David Holyoake is a British/Australian composer originally from Melbourne. He is interested in music as deep language, in the concept of duende and in using new music as a vehicle for environmental activism.

Holyoake's music is published by Reed Music and his compositions are receiving increasing recognition and performances in the UK, Australia, Belgium and beyond. His works are accessible, technically challenging, and have been described as displaying emotional depth, providing musicians with excellent material for either performance or study purposes.

His music is currently part of the National Gallery of Victoria's first ever sound programme called 'Now Hear This' which features new music of 10 Melbourne composers as part of the National Gallery's Melbourne Now exhibition, running until March 2014.

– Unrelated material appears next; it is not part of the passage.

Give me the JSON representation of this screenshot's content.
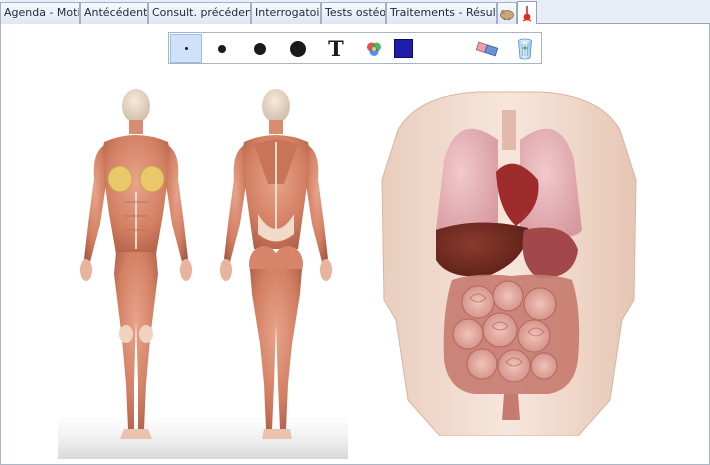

He holds a Bachelor of Creative Arts and a Bachelor of Laws with Honours from the University of Melbourne. In 2006, he was selected as an Associate Composer of the Australian Music Centre. His concert works have been performed at such venues as the Great Hall of the National Gallery of Victoria, Melbourne, the Brisbane Convention Centre, the Royal Academy of Music London, Fairfields Hall London, and broadcast on ABC classic FM and other media. Holyoake has also composed music in various genres for professional and amateur theatrical productions, for contemporary dance, and for television.

In 2006, he won second prize for piano composition at the Brisbane finals of the Keys Australian Music Competition. In late 2008, Holyoake was awarded an arts development grant from Arts Victoria to produce Transfigurations - six new short works for cello, violin, piano and Tibetan singing bowl. He has worked with leading Australian musicians including Silo String Quartet and leading choreographers such as Gerard Van Dyke of Kage Physical Theatre. Holyoake is a member of the Melbourne Composers League and has works selected and performed at several of their concerts.

Holyoake is currently dividing his time between London and Brussels. In 2012 he has recently completed a commission from Nyctolopic (supported by the UK Arts Council) to create an original score for a new contemporary dance-theatre work called 'The City Will Crumble' inspired by the philosophy and aesthetic of film noir.

David is also an environmental activist and climate change policy expert. He believes musicians and artists should be better organised as a force for enviromental change. In this vein, his 2013 commission from London based Ensemble Matisse was the composition of Extinct Birds, supported by the Arts Council of England. This was a new music creation including sound recordings of extinct and endangered song birds against contemporary chamber music. By juxtaposing human song against the song of species whose destruction we have caused, Extinct Birds came with a powerful environmental message.

Now dividing his time between London and Brussels, David is currently working on 'Odysseus: the message of the hurricanes,' an activist art song about climate change and financial greed, scored for soprano, flute and harp, and designed for live performance against filmic projections of recent natural disasters.